At 25, I learned the most about love from someone who finally swiped away the fog. Interestingly, not only is he a stranger, but he also has little to no chance to be with me (you can laugh now). Despite making me feel down and unworthy, that fact has made me find and acknowledge myself better.
I learned that I am capable of feeling, acting, and giving the love to the person I love. I learned that when those feelings came, I could embrace them with openness, compromise things in order to try to meet halfway, and have such beautiful care and tenderness towards that special person. That I finally prove to myself that connection and a feeling of interest matter in order for me to be happy with a certain person.

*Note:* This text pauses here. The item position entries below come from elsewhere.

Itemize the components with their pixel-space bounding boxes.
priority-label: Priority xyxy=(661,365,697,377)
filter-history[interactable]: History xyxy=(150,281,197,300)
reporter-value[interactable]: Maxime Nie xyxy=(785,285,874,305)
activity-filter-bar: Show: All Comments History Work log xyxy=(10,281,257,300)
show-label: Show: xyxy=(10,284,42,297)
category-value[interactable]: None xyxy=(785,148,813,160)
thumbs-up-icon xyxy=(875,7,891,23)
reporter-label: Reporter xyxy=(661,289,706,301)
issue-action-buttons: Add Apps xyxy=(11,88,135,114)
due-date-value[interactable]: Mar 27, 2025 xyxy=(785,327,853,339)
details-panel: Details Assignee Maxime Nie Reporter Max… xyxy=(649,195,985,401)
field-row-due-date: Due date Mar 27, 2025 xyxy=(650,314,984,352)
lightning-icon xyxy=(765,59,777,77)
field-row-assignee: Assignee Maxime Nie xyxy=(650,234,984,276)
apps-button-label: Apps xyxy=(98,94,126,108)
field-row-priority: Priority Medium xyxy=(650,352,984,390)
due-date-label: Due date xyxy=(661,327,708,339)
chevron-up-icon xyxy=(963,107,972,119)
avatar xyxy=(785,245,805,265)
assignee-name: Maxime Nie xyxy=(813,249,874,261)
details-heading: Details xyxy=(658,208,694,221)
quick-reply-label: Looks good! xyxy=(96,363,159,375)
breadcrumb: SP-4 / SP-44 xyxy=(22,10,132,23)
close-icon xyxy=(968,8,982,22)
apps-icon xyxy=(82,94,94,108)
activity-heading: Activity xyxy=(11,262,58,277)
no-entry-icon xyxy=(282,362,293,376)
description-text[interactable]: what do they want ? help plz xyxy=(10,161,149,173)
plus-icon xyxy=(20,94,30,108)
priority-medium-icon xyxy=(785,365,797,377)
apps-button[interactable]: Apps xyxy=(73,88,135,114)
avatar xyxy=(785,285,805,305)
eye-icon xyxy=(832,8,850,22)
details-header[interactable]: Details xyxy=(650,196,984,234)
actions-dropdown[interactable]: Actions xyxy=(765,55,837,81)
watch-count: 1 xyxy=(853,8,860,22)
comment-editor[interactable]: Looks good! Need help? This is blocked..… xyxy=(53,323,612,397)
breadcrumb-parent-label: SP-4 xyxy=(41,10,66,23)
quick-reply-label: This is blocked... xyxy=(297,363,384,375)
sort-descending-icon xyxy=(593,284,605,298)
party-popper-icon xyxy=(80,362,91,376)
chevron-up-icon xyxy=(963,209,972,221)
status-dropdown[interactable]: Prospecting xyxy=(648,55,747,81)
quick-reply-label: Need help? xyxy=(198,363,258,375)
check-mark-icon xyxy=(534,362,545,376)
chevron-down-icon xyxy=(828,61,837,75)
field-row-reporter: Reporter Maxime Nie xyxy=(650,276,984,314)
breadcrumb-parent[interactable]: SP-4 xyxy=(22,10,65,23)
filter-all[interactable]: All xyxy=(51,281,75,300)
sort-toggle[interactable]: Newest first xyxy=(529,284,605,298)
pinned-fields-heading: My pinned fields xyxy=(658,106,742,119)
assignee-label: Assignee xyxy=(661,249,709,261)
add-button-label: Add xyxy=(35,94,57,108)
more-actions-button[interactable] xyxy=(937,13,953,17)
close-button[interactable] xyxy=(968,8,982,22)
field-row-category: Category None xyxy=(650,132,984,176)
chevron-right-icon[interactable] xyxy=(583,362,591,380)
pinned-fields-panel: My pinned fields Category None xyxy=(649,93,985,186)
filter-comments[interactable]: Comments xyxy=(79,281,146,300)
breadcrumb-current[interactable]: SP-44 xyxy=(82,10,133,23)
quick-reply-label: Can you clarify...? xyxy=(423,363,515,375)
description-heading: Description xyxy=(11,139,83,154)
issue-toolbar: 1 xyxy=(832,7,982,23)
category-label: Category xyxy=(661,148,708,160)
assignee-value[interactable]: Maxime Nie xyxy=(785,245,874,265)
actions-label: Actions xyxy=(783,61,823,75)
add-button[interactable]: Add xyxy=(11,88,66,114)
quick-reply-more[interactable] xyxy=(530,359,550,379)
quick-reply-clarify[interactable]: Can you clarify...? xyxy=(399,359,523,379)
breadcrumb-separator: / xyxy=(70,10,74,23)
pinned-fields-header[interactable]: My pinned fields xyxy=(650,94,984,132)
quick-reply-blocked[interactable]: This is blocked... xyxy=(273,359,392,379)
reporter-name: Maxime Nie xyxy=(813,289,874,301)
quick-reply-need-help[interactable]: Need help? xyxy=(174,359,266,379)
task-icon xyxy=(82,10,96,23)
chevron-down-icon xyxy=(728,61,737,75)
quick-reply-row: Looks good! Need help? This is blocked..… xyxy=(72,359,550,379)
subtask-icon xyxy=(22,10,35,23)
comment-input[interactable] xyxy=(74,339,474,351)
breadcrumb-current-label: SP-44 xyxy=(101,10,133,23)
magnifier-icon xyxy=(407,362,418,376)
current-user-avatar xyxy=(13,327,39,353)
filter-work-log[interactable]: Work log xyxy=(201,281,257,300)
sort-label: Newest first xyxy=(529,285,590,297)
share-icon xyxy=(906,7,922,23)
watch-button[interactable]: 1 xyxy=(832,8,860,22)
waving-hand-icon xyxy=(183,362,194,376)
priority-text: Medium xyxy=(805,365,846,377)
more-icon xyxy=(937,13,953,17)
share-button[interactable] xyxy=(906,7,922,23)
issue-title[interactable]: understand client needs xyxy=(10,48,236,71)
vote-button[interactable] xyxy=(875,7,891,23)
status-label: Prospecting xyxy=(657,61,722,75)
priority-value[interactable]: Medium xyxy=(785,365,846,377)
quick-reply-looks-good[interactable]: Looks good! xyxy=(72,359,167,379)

Although he is not a safe person to fall in love with, I still called him ‘the man of dreams’. That is really true, because he is unlikely to be real anytime soon. However, I learned that I am literally surrounded by love. Even love itself is growing healthy within me. I take care of, appreciate, and am kind to myself better than before. I could say, I am capable of loving.
I also learned that one of the greatest acts of love is allowing someone to find their own path while I focus on mine. Yeah finally, I trust myself enough to try to pursue another dream. It is amazing to finally see with clearer sights and finally find something to work on, but of course, I am still waiting for a person that someday God will send me.
To any person that I’ll end up with, don’t worry; I am a whole, I might not be asking you to complete me, but I knew that with you, the journey ahead would be a lot more fun, beautiful, and possible to bear. Surely it will sometimes be hard work to stay with each other, but it will be worth the hardship and pain.
Yes, love is in me, in every drop of blood that runs through my body, and in every thread that knotted in my soul. It sounds exaggerated, but it is true, and it was not quite easy for me to reach that level of understanding.